Half a dozen of the protesters took up his offer. “We had an informal, very friendly get together,” Mr Hillier (pictured) told me. “Some of them had tea, some had glasses of water.
“And the benefit of it all for me was to get a cross section of their views, as I also discovered talking to a significant number of the swimmers on the phone.”
He discovered a range of different views. “There is no doubt about that,” he said. “Some feel there is no compromise to keeping the ponds open and allowing swimmers in free. But there are others who are willing to make a contribution to the cost of swimming.
“They want the City Corporation to meet their concerns about the Heath budget and also the practicalities of charging for swimming, which is itself a serious issue.
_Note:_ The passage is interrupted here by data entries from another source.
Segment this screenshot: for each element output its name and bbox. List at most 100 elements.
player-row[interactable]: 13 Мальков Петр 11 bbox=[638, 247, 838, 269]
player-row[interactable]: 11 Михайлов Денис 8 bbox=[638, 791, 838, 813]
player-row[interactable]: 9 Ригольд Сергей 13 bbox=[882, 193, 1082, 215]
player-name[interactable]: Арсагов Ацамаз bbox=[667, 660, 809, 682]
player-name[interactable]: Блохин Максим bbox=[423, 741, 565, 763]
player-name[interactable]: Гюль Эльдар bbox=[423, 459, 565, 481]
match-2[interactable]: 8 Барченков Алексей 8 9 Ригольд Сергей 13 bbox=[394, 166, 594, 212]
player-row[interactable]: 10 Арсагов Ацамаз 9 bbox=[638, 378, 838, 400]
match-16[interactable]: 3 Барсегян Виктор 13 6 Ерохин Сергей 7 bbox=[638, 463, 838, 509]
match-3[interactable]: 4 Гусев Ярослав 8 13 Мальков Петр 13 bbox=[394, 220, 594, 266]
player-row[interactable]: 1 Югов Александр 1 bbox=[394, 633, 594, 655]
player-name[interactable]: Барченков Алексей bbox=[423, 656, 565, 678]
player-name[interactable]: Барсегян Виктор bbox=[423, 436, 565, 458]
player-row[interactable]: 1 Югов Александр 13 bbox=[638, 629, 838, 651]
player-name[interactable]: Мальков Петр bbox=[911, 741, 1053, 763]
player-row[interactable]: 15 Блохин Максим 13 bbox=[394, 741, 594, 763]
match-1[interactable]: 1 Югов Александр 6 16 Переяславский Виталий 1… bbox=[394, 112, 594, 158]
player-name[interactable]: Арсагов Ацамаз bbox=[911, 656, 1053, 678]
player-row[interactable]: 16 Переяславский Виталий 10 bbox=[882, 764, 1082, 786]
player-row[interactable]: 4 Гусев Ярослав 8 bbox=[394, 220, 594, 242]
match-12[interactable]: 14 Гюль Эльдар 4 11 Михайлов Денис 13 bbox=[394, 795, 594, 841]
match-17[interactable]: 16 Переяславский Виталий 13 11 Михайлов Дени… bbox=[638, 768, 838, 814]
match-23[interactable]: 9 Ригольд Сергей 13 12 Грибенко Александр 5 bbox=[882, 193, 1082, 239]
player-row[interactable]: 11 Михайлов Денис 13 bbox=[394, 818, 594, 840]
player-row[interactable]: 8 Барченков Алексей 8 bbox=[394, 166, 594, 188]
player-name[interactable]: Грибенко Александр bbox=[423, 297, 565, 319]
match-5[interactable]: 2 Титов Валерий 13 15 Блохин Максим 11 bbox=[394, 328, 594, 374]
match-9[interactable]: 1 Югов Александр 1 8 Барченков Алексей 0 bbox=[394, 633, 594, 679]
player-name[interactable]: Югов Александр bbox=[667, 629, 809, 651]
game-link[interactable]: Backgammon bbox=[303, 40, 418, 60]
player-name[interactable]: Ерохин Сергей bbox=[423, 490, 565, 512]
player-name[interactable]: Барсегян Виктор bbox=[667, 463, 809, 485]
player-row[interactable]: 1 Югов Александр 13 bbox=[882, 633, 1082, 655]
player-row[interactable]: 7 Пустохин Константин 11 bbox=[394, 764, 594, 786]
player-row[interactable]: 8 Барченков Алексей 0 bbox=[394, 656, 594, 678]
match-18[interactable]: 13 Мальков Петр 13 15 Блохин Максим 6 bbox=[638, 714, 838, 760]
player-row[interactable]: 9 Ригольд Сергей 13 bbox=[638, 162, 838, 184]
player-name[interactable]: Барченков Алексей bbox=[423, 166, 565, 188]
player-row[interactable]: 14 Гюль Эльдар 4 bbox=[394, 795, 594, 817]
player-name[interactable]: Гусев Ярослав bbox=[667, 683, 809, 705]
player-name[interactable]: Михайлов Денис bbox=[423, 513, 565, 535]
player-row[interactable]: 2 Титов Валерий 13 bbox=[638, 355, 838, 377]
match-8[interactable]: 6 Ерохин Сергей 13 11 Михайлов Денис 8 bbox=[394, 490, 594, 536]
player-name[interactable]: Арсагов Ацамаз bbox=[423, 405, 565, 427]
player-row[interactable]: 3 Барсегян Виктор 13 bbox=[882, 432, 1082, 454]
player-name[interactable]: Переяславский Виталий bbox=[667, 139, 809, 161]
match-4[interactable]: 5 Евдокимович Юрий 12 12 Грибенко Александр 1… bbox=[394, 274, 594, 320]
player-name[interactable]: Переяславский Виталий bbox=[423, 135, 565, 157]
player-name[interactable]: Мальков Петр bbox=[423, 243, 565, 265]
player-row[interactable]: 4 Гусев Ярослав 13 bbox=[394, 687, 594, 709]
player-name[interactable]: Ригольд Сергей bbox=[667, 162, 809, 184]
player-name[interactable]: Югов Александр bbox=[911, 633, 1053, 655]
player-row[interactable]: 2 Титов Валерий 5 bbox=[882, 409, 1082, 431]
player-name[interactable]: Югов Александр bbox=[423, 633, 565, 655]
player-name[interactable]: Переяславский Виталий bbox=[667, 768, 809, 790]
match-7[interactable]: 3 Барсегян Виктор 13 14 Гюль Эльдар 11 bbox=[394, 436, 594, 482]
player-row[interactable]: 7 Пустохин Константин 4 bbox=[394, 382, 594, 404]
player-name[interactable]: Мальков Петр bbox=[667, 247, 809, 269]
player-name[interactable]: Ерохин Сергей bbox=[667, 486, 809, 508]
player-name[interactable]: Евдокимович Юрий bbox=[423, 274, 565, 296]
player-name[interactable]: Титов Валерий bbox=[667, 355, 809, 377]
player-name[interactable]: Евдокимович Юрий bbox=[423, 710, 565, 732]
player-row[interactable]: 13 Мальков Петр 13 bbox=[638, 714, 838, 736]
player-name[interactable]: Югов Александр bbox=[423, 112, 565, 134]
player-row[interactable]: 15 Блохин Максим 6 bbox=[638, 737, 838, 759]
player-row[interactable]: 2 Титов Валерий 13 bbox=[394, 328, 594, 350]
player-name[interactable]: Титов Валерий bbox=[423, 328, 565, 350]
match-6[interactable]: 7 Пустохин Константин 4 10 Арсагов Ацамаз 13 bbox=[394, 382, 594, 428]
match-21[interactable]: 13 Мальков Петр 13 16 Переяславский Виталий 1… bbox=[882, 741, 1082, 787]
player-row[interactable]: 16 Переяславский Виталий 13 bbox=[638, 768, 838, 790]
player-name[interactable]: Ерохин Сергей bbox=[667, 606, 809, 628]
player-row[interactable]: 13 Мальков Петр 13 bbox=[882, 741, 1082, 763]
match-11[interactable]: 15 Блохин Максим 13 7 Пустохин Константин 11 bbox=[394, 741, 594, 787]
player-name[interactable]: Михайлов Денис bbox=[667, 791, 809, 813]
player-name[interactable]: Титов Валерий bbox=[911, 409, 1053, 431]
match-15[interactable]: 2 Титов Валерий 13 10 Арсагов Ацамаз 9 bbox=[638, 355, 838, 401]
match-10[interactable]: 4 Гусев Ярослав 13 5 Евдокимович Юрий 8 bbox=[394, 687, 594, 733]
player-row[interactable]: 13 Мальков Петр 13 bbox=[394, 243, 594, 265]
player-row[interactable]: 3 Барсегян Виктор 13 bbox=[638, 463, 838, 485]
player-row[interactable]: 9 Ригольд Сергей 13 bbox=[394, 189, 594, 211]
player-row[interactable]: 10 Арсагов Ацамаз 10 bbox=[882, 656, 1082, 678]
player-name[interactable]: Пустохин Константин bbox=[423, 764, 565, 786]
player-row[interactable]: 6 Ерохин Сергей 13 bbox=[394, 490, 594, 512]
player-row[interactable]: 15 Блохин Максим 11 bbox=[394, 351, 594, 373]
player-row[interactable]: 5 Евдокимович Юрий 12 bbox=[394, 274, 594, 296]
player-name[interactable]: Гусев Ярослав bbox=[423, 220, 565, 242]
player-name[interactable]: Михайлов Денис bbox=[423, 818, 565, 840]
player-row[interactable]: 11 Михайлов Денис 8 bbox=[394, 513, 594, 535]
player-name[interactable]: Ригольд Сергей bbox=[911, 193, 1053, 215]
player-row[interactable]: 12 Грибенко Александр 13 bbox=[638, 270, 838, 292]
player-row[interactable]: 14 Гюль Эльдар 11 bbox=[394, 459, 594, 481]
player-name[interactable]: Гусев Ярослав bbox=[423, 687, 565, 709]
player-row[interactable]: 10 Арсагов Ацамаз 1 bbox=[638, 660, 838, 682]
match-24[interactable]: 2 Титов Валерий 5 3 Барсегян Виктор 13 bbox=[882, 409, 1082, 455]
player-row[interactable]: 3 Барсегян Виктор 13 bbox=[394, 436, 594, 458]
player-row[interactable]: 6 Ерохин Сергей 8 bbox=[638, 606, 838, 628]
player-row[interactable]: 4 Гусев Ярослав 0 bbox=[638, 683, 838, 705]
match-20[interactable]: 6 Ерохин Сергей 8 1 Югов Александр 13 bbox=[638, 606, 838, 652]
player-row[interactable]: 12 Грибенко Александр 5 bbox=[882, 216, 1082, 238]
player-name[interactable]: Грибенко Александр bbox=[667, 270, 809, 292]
I do understand where they are coming from.”
Mr Hillier is a very cautious man.


So, has Mr Blair got on the bus?

THIS newspaper has been inundated with letters about the future of South End Green in Hampstead in recent weeks but no one ever thought of dragging Tony Blair’s name into it – until Tuesday evening.
It was invoked by campaigners who want to move the 24 bus stop a few yards from the Green to Fleet Road.
To the campaigners, moving the buses is synonymous with bringing new life to the Green.
And that’s exactly what Tony Blair would want, intoned Jeska Harrington (pictured) of the Save Our Green campaign.
Swept away by this idea, the campaigners gave a colleague a copy of a four page speech by Tony Blair with relevant lines highlighted in red.
It talked about “clean, safe streets…quality of life…New York mayor Rudy Guilliani’ and the views of the eminent economist JK Galbraith.
Small ‘concerns’ have to be tackled before they turn into big problems, said Tony Blair.
Labour councillor Anna Stewart, unconvinced, argued that a link in getting rid of buses and anti-social behaviour was ‘tenuous and far fetched.’
“But Tony Blair said it,” expostulated campaigner Chris Marigold.
No nonsense Cllr John Thane – the Town Hall’s environment chief – could hardly believe what he was hearing.
“It’s hard to see the vision some people have for South End Green” said Thane who lived near the Green 40 years ago.
And Tony Blair? “Frankly, I don’t believe even Tony Blair sees the buses as an issue,” he said. “He has come up with some pretty daft ideas but I don’t think this is one of them.”